There's a lot of noise in the industry about what kind of meat is best. You'll see labels such as hormone-free, organic, grass-fed, free-range, and even more. It can be very confusing, especially when it seems like they all are good options, but clearly, there are some differences that may be affecting the flavor. We go into detail on the differences between organic, grass-fed, and free-range beef so you can find the perfect fit for your particular tastes and needs.
Let's first look at organic beef. Obviously beef comes from a natural source of cows, but beyond that, there is a deeper meaning to it. In many cases, organic labels on food mean there are lots of restrictions as far as what can be used on the food while it is growing. The same is pretty much the same for organic beef. Organic beef means the cows cannot be confined in a feedlot for an extended length of time, they cannot be over-crowded or left in unsanitary conditions, and they most certainly cannot be exposed to artificial pesticides, fertilizers, hormones, GMOs or anything else that is a synthetic contaminant. This even includes indirect exposure, so they cannot be near fields that have had certain fertilizers used. The main purpose of all these regulations is behind the idea that these pesticides and fertilizers could build up within the cow meat, and when we eat it, actually get into our systems and cause us health issues at some point in our lives.
Eating organic is a great way to help ensure that you are not exposing your body to different substances that could cause it harm. It also helps ensure the animals were treated fairly and kindly during their time on the farm.
Grass-fed beef offers a much simpler explanation than organic.
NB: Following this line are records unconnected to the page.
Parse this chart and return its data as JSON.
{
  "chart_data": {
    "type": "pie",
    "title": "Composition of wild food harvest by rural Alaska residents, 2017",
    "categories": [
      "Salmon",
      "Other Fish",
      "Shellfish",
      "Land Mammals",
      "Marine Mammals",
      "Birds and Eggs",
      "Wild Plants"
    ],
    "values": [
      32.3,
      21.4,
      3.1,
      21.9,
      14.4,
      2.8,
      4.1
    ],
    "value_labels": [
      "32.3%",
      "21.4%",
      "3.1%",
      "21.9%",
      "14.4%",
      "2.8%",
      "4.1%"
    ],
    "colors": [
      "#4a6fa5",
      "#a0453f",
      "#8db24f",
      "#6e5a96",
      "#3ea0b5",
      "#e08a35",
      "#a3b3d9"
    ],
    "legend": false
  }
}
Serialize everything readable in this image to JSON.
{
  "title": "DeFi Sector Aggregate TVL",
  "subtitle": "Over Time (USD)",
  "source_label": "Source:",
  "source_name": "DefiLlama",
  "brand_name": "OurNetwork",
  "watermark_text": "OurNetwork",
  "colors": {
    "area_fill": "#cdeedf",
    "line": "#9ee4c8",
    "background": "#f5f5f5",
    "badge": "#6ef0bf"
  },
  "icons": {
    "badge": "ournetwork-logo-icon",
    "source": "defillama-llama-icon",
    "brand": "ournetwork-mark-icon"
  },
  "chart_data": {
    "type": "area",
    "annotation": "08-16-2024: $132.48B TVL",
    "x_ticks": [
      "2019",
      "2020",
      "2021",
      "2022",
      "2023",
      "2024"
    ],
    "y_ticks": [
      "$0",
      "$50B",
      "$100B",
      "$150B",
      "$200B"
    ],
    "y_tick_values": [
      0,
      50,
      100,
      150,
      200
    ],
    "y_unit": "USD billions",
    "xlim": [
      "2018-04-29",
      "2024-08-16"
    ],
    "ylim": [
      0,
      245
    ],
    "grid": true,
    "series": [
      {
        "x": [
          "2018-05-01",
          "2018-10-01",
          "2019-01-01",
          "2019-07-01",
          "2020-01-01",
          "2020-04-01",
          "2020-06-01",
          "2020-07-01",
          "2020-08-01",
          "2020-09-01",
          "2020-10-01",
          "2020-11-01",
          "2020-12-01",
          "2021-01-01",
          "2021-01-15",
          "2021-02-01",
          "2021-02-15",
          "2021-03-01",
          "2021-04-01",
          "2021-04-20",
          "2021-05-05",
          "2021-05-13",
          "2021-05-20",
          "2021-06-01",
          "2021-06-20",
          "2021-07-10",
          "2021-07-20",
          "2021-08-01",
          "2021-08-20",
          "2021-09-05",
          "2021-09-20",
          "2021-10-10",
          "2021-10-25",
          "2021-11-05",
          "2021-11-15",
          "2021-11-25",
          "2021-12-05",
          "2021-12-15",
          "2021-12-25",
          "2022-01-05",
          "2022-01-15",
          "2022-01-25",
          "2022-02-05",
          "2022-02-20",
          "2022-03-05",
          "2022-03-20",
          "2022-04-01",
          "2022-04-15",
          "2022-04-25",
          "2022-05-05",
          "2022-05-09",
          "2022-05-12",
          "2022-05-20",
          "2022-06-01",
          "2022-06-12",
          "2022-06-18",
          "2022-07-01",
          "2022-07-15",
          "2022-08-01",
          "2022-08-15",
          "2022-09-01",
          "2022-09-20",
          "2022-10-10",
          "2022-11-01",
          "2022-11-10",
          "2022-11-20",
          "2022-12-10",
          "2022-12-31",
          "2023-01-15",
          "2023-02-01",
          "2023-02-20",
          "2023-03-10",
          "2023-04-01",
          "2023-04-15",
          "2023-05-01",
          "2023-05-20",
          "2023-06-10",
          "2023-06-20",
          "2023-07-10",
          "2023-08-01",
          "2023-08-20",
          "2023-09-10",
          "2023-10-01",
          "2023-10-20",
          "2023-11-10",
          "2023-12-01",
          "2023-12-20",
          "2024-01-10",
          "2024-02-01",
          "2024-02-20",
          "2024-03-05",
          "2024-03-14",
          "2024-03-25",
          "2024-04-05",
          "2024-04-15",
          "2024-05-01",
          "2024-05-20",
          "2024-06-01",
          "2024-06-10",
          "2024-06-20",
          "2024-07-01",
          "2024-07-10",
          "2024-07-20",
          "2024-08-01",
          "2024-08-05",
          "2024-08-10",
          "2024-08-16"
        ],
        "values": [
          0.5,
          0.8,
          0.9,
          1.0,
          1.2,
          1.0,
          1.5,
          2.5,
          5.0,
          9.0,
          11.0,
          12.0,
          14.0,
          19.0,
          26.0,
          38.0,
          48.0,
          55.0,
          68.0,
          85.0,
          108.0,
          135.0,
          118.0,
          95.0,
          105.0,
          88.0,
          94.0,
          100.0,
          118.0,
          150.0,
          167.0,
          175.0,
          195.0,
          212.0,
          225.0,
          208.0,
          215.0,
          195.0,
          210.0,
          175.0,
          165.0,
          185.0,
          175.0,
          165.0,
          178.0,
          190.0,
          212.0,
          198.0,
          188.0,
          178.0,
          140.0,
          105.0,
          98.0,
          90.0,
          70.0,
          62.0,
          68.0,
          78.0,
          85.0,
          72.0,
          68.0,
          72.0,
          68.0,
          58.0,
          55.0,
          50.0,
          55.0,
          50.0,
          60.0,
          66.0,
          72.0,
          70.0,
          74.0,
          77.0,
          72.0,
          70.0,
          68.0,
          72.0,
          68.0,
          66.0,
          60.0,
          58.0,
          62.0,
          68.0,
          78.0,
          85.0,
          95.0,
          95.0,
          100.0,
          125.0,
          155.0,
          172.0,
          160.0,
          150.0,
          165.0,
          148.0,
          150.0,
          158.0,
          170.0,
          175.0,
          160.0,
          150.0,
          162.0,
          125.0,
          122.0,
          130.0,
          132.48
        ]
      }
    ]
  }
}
Grass-fed simply means the cows were allowed to roam and eat fresh grass on their own. This keeps them on a fairly natural diet, though they may have been given alfalfa during the winter months when grass wouldn't have grown as much. They are not given any grains or anything that wouldn't occur in a natural diet. Grass-fed beef is generally leaner, healthier, and offers more flavor. The downside to this type of beef is that there are no guarantees that fertilizers or harmful pesticides weren't used on the ground these cows were grazing on. There is also no guarantee they were not given any kind of hormones or anything else to change their growth, it just means they only ate grass before they were slaughtered.
Free Range Beef
Free-range beef is not that much different than grass-fed beef. Essentially, free-range beef comes from animals who ate grass and lived on a range. So they were never contained in a feedlot but instead are allowed to roam freely on the many acres that are available to them. The point behind this is to allow the animals as much freedom as possible, that way they can live out a normal life whether they get eventually chosen for meat or not.
When looking at the differences between organic, grass-fed, and free-range beef, there are some that are notable, while others are very similar in their manner. Many times, you may find a variety of these processes listed, such as free-range and no antibiotics or hormones added. Other times, you may find that you see organic grass-fed beef, ensuring that the meat followed the strict organic standards, while also only feeding the cows natural grass without any pesticides applied.
Depending on your personal preferences, you may not care too much about organic, but want to ensure that the meat you eat was free-range before the slaughtering process. Others are more focused on them only eating grass but don't mind if they were penned up in a feedlot for their lives. There is no option that is better than another, it is strictly based on what you are more comfortable with and what you desire. If you prefer all organic, then purchasing organic is a good choice for your lifestyle.